From Bloomberg:”Major U.S. banks shaved about $21 billion from their tax bills last year — almost double the IRS’s annual budget — as the industry benefited more than many others from the Republican tax overhaul.

“By year-end, most of the nation’s largest lenders met or exceeded their initial predictions for tax savings. On average, the banks saw their effective tax rates fall below 19 percent from the roughly 28 percent they paid in 2016. And while the breaks set off a gusher of payouts to shareholders, firms cut thousands of jobs and saw their lending growth slow.”

2 thoughts on “U.S. Banks Win $21 Billion Trump Tax Windfall Then Cut Staff, Loaned Less

  1. Tsk! “saw their lending growth slow”, not “loaned less”. Though that likely has a lot more to do with an inadequate supply of potential borrowers who were good credit risks.

    But in context, there’s a canard going around that the economy is being hurt in various ways because people or businesses can’t borrow enough money. (This shows up in “To Take Back the Map, Democrats Need a Plan to Revive Heartland Cities”.) I’ve been reading the business press for a couple of decades and there’s a decided lack of stories about businesses that have to work really hard to borrow money, but once they do, the profits come rolling in. But there are always stories about lenders pouring money into one thing or another and then losing billions, if not trillions. As a friend told me in the 1980s, anyone with a plausible business plan can borrow as much money as they need.

  2. An aspect of this is to note that banks are “merchants” not “guardians” (to use the categories of Jane Jacobs’ “Strategies of Survival”). People seem to expect that banks will behave so as to provide for the prosperity of society as a whole. But, always and at all times, banks are *businesses* that are trying to make a profit, not provide a service to society.
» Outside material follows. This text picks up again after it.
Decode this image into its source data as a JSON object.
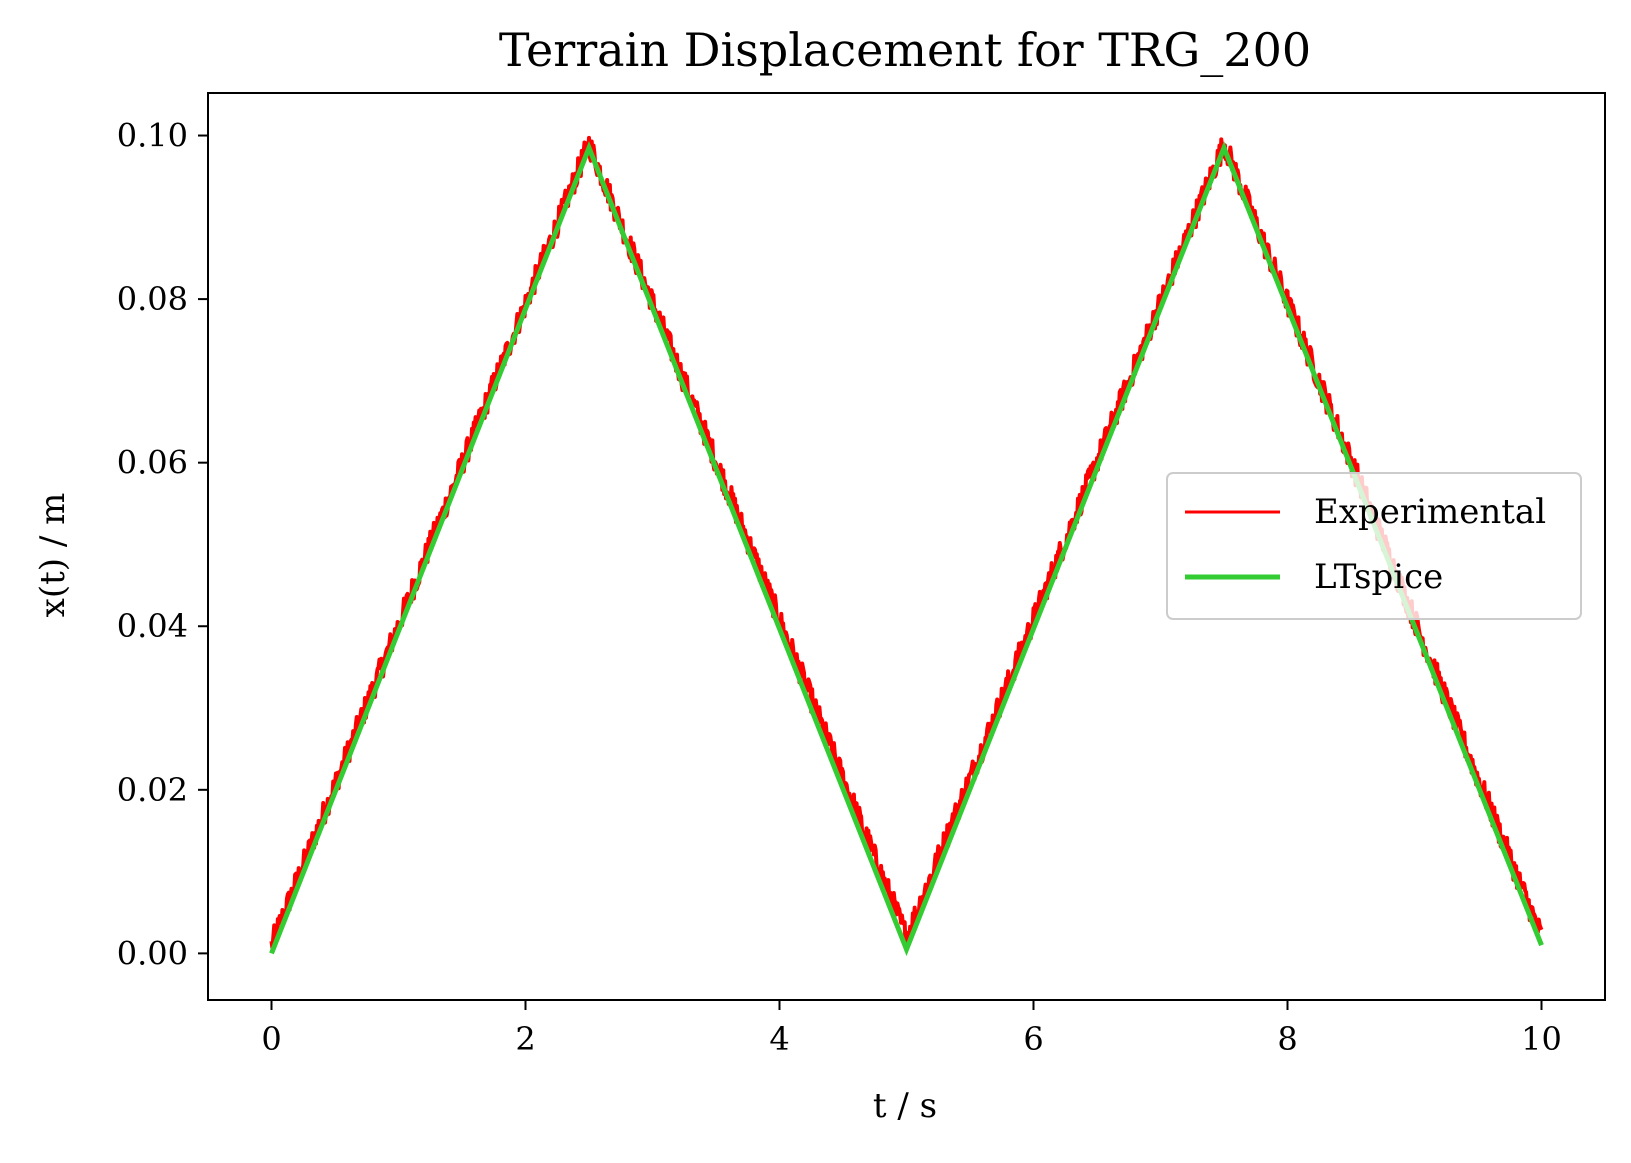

    If you want to criticize banks, you’ve got to sit down and decide whether what you are really asking for is for banks to become “guardians”. If you decide that you are OK with them being “merchants”, you’ve got to accept that they do things that aren’t (at least individually and in the short run) aimed at benefiting society the most.

    Conversely, there are a few banks that have operated as guardians as much as merchants. The Bank of England comes to mind, as does Amsterdam Wisselbank.